Our approach is data-driven, and we leverage the advantages of ML models that provide the importance of each feature used as input. We use this feature’s importance to determine the target’s current value-lagged dependence. We also devised a general pipeline to establish causal relationships that can be applied to time series related to different fields.

The proposed solution goes beyond correlations in an attempt to unveil the system’s underlying dynamics and the relationships’ directionality. Despite the difficulties of having short time windows to work with, we extracted valuable insights regarding interwell connectivity and validated them with the tracer data in the oil field related datasets. Not every interwell connection is confirmed by tracers; therefore, in this scenario, we also depend on the opinion of reservoir engineering specialists to validate our findings. Ideally, it is desirable to have tracer confirmation for every plausible (closed well pairs) connection, however using tracers has an associated economic and operational investment in the applied tracer chemical, equipment, and specialists (involving reservoir engineers, chemists, and field specialists). To our knowledge, this is the first study in the area of oil field production that establishes interwell connectivity based on causal analysis of production data. Understanding and proving the interwell connectivity has a vital impact on reservoir management.
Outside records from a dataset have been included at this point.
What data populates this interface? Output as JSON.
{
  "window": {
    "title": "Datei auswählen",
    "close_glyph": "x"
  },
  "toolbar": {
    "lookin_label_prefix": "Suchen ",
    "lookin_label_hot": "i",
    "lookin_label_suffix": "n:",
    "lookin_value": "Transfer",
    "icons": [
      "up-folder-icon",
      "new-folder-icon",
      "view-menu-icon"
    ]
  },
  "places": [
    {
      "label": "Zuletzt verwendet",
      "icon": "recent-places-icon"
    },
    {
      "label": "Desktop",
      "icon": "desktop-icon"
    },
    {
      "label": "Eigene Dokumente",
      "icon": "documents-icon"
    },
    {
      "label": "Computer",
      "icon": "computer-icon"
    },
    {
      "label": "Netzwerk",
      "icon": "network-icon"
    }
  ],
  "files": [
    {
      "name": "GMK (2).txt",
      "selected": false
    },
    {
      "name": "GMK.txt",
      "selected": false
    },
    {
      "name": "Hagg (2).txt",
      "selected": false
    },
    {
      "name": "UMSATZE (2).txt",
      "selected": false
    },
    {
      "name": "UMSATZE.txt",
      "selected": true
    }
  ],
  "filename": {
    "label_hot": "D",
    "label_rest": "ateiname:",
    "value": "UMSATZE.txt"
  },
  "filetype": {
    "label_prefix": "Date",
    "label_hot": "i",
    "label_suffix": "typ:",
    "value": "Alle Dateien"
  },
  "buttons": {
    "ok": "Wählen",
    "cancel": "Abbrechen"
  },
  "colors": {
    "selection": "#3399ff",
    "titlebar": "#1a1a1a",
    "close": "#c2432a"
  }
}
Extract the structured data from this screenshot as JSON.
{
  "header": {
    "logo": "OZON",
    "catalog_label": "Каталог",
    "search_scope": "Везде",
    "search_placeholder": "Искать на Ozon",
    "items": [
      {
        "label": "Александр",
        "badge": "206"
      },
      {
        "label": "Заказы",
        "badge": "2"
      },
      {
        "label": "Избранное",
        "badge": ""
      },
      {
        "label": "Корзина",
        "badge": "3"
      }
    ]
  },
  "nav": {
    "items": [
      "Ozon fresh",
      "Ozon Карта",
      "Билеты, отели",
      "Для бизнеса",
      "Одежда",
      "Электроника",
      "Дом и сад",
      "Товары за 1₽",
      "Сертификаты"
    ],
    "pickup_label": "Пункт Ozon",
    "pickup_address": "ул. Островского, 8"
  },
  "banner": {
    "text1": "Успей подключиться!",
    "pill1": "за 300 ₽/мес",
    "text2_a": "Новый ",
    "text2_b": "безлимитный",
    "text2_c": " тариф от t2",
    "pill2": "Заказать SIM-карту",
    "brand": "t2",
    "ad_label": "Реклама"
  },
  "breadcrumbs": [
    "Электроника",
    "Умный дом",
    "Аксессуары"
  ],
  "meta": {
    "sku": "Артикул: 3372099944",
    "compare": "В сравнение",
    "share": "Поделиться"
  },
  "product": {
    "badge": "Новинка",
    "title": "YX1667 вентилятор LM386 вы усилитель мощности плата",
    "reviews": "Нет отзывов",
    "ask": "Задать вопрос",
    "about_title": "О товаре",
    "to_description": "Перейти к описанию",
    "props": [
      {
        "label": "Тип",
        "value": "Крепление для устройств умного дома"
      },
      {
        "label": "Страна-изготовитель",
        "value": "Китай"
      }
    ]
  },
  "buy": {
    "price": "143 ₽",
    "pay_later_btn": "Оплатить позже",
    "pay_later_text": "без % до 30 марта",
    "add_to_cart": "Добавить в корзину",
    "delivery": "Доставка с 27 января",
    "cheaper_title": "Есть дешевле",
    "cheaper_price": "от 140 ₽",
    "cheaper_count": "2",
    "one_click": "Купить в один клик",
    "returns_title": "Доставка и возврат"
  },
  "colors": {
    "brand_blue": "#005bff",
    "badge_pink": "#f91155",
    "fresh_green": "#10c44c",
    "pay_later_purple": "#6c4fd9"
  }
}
One of the main difficulties we faced was related to the similarity among some time series from different sources (specifically, different injectors). To overcome this, we proposed to combine the time series coming from the same source into one and use this output as a predictor. This solution worked well for the oil field related datasets, providing a way to differentiate time series from different sources.

Future work comprises performing causal inference, which allows us to compute the strength of each connection. This is particularly important in the oil field application area because quantifying the strength of the injector-producer connection allows for more fine-grained planning of new strategies of injection or production, depending on the quantification of established connections and gives an independent way to validate connections and use these to improve 3D reservoir models. In this way, we provide an alternative to quantifying the strength of the connection; this quantification is traditionally made using Capacitance-Resistance Model (CRM). In the same field of study, we want to consider the producer-producer relation in our approach.

Another future work is to improve the performance of our approach when considering different applications.

Additionally, another research front is to perform counterfactuals analysis, i.e., test what would happen if changes are made to the driver’s data: Does the connection to the target hold? Does the strength change? The overall goal is to provide interpretability to some of our ML-based causal algorithms.